Could the Sacramento Kings be on the move?
For years, the Maloof family, the team's owners, has tried to secure a new arena in Sacramento. In 2006, voters voted down a sales tax measure that would fund a new stadium. The Kings play at the recently renamed Power Balance Pavilion, a 22-year-old facility formerly known as ARCO Arena.
Since then, speculation has been constant on possible suitors for the Kings. The latest has the family in discussions to potentially move the franchise to Anaheim.
Sacramento radio station KFBK reported Wednesday that Henry Samueli, the owner of the Anaheim Ducks, met with the Maloofs and offered them a $100 million loan to facilitate the move of the NBA team to the Honda Center, according to the Orange County Register.
According to the newspaper, a Kings move could entail a heavy financial outlay.
Any relocation would have to be approved by the NBA Board of Governors, which "also has the right to attach a relocation fee at that time," Tim Frank, senior vice president of NBA basketball communications, told the Register on Friday.
To apply for relocation in time to play elsewhere next season, a team would have to notify commissioner David Stern in writing by March 1, Frank told the newspaper.
Frank said there is no standard relocation fee, according to the report, but it's possible the Maloofs would be on the hook for something in the neighborhood of $30 million -- the fee paid when the Seattle SuperSonics relocated to Oklahoma City in 2008.
It's also possible they would have to shell out an estimated $30 million-$50 million apiece to the Los Angeles Lakers and Clippers franchises for territorial rights.

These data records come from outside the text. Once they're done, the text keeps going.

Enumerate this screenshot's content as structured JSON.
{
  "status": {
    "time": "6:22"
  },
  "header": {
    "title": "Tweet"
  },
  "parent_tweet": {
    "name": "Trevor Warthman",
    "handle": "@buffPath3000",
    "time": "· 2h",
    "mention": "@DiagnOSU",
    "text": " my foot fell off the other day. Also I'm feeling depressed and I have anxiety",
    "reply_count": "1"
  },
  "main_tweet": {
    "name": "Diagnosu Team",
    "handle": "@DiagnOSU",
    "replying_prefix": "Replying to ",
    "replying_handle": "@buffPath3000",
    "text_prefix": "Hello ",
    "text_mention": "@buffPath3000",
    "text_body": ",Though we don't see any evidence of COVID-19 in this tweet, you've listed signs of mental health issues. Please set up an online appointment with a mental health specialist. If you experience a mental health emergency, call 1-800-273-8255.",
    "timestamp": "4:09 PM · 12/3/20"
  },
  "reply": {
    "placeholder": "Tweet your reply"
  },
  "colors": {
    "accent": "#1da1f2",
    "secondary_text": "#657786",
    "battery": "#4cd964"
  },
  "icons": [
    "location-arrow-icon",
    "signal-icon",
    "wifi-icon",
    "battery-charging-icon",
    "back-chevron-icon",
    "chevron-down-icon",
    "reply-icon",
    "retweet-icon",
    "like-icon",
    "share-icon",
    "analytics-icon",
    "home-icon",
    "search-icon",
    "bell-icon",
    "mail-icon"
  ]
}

However, Frank said there currently is no rule requiring this type of compensation, according to the report, and the absence of such a fee would obviously make the idea of a potential move more palatable to the Maloofs.
Anaheim is probably not alone in trying to attract the Kings. In recent months, San Jose, Las Vegas and Seattle also have been linked to the franchise as possible landing spots.